Now lets say I add a new conveyor belt tile to improve the routing from A to its two nearest bays…

Now as mere humans, its pretty clear to us that as soon as possible, we need to get A to recalculate those two routes it has to its nearest bays, because there is now a shorter route from A to B (but actually not C). Its also pretty clear that D’s routes (to E and F) are totally unaffected. Right now… my algorithm is dumb as fuck, because it tells A and D ‘OMG something changed! redo everything!’, which is a massive waste of resources. The problem is…How exactly does a better algorithm look?

This is one of those things that sounds simple but actually is not. If I learned computer science at school I’d likely be better at this, but I’m self taught. Here is my current thought process:

The route from D to E is 4 tiles. The distance from D to the new tile (pointed at by the arrow) is greater than 4. Thus there is NO way that my route from D to E can possibly be affected by this change. Thus I can leave D as a slot that keeps its old fashioned routes.

So an algorithm that made this optimization would be something like:

For Each Slot
bool bcheck = false
int max_dist_bay = GetMaxDistToBay()
For Each changed tile
If CrudeDistanceToTile <= max_dist_bay
bcheck = true

So its worth trying to see if that helps…

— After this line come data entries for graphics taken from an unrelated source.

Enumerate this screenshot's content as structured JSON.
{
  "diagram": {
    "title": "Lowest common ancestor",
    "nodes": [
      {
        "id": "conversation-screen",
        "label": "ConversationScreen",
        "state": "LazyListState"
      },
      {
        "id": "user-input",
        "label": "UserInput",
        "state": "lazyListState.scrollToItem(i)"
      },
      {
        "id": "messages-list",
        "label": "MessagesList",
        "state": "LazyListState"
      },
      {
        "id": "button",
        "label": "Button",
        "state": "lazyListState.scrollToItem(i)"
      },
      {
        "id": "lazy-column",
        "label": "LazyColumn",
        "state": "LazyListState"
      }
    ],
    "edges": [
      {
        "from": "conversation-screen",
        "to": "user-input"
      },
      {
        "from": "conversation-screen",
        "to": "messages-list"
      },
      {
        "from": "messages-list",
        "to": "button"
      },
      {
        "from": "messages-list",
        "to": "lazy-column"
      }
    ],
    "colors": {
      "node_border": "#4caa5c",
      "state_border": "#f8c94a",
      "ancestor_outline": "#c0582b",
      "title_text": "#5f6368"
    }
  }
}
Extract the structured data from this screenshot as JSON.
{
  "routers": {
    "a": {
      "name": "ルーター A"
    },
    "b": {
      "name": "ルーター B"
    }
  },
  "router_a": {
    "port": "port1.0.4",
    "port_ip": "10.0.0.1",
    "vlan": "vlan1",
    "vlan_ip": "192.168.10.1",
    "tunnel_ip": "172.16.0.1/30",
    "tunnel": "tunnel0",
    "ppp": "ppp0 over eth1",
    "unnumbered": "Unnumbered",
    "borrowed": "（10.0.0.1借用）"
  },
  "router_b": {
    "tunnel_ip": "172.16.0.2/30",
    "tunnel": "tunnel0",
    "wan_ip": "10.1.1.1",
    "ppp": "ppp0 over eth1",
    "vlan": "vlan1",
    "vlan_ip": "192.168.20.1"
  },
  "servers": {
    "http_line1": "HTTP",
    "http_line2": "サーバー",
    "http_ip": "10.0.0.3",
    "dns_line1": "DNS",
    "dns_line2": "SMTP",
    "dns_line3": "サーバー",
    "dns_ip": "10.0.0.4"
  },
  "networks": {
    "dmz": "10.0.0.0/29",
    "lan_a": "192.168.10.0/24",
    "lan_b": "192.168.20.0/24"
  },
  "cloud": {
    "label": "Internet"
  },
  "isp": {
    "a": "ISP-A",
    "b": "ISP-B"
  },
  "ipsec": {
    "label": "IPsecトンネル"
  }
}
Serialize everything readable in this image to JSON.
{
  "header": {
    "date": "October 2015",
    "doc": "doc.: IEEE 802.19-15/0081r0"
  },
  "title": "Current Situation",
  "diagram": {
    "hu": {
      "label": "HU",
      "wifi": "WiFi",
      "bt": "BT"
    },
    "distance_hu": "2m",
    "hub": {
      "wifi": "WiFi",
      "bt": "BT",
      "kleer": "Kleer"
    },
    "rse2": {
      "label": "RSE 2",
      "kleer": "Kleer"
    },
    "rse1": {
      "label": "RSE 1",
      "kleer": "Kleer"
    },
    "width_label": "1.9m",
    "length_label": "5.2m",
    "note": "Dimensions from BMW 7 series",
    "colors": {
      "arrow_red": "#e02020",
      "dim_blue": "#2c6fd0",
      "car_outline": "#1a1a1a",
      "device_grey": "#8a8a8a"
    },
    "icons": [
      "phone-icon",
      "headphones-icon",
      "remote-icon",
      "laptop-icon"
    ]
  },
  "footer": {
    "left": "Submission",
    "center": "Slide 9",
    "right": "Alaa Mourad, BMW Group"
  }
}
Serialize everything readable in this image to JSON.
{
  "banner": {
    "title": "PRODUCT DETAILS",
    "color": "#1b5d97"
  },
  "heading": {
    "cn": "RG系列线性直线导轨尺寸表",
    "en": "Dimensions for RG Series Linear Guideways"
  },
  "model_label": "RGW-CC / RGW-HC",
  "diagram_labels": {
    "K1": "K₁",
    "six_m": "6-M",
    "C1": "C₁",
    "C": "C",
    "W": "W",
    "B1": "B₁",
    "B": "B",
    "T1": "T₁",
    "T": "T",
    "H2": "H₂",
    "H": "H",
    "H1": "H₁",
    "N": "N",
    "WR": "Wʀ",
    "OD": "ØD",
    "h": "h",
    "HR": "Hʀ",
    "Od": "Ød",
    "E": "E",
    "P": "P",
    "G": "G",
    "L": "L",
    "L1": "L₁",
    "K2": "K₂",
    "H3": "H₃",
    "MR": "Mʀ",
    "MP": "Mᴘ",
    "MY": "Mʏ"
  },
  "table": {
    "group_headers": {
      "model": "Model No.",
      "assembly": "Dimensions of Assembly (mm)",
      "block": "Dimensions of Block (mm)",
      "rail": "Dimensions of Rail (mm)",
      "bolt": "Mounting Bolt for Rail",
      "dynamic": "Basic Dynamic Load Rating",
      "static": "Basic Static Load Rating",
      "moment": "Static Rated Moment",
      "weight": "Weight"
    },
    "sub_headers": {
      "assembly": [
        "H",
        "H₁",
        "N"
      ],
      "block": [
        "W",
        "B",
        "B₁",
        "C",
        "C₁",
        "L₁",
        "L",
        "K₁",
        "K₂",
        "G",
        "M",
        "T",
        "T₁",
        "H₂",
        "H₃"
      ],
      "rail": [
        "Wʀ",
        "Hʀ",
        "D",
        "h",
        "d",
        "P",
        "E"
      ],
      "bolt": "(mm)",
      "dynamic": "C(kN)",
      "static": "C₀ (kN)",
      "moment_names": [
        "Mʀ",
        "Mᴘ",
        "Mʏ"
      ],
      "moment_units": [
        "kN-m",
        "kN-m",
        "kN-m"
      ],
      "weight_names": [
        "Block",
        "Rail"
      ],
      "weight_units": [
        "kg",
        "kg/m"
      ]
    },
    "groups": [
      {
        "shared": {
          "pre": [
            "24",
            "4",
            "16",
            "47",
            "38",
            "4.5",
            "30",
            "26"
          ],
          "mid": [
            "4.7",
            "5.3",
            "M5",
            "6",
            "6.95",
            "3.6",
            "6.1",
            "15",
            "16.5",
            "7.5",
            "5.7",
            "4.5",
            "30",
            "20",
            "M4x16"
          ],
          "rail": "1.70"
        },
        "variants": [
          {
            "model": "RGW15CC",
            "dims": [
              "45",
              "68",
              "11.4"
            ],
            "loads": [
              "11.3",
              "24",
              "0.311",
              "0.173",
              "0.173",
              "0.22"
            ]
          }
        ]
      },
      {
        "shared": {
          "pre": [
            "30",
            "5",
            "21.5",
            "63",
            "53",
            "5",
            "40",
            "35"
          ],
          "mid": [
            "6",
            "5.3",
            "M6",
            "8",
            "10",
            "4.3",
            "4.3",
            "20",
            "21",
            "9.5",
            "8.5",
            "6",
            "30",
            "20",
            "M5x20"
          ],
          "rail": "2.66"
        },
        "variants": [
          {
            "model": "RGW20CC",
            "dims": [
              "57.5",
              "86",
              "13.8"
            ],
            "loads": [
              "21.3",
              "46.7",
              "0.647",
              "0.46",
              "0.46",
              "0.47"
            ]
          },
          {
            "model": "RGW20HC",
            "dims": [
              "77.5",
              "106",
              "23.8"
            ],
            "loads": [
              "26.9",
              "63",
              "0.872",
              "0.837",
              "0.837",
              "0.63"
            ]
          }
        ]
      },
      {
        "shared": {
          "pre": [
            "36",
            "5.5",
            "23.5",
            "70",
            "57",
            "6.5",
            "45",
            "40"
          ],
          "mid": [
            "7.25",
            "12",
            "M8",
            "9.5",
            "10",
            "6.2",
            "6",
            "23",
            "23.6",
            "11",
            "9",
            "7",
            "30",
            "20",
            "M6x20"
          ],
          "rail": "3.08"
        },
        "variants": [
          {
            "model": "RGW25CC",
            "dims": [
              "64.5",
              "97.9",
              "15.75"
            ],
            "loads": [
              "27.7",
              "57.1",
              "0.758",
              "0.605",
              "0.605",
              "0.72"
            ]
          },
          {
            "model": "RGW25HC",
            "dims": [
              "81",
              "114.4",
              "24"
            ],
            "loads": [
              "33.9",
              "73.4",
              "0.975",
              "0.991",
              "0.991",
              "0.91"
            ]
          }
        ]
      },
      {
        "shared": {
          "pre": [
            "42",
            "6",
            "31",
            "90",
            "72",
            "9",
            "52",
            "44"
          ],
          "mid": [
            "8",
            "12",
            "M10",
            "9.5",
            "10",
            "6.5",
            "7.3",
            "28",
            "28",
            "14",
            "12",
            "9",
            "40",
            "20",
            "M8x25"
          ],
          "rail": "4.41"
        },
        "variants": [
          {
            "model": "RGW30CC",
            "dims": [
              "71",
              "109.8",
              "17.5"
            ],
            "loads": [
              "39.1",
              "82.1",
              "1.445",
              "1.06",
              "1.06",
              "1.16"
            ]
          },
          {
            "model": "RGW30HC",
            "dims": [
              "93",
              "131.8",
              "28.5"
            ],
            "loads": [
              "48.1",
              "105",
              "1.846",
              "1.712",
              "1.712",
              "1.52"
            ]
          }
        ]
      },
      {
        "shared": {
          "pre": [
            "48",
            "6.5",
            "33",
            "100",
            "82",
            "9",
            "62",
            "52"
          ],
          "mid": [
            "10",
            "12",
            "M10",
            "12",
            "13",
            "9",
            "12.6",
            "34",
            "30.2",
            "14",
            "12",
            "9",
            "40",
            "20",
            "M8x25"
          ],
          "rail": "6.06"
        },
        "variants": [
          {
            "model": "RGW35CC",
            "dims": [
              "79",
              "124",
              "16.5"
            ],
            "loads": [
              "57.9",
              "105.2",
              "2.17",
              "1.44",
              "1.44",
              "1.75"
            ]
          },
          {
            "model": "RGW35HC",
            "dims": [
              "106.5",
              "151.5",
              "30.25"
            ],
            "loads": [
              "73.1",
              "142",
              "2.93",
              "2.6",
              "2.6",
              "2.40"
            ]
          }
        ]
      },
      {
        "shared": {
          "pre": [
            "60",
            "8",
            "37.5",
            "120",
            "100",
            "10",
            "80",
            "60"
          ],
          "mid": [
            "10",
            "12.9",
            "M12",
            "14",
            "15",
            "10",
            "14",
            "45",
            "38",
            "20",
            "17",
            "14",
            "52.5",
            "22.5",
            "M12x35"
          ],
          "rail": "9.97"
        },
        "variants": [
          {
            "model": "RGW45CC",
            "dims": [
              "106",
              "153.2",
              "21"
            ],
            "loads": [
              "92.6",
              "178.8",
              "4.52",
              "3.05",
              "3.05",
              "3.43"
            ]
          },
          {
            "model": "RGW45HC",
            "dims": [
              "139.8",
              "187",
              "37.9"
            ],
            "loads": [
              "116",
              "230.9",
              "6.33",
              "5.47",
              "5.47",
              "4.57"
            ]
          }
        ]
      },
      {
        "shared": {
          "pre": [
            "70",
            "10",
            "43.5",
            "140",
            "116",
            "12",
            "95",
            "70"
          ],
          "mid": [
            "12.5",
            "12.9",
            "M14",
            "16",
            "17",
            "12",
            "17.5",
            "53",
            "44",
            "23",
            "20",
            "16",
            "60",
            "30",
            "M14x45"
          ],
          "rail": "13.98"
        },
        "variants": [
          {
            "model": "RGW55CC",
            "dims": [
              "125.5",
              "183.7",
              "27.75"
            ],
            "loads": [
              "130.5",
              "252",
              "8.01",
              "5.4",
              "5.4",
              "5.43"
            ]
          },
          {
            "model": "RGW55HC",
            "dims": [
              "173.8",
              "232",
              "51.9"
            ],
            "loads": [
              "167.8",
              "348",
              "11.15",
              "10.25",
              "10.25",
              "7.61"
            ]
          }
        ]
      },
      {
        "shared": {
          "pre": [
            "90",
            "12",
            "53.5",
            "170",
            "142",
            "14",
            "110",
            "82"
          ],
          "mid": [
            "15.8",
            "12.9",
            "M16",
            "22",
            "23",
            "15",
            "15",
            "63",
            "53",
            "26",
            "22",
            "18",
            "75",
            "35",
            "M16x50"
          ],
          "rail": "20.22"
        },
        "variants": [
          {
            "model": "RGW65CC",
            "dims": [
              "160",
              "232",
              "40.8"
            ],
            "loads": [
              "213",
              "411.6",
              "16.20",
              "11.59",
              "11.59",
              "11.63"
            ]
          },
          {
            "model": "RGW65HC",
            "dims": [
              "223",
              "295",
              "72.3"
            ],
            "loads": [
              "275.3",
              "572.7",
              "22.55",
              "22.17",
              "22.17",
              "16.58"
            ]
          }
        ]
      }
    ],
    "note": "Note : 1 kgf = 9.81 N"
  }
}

…And I tried it! I even wrote some debug output to verify that the number of slots that got verified each time was below 100%. Something I didn’t realize was that obviously for changes taking place right in the middle of a map, the majority of the map ends up being covered by this algorithm, as the distance for slots to the center of the map is often about the same as the distance to the nearest importer. However, when making changes nearer the edges and corners of the map, a way smaller percentage of the slots need verifying, sometimes just 2-4% of them.

Even if I just assume that we average 50% of slots being verified instead of 100%, this represents a 2x speedup in the game during these events, which should be super noticeable. Of course the only way to be sure this feeds through to user experience is to stick the new algorithm on a togglable switch and watch the frame rate counter and…

YES

It boost the framerate a LOT. Obviously its still spread out over the same amount of time, but the total amount of recalculating needed is way lower so… obviously we get a big framerate boost.

This is NOT a perfect optimised way to do it, but you can bet its already roughly twice as fast, which is great. I need a better way to work out what slots are needlessly recalculating, AND I need to ensure I can use similar techniques on situations that cause a recalc by other means, such as when stuff is deleted but…its definite progress.

I’ll probably work on the deletion case tomorrow, do some more extensive testing, then try it out in the 1.80 preview build (unstable beta) on steam.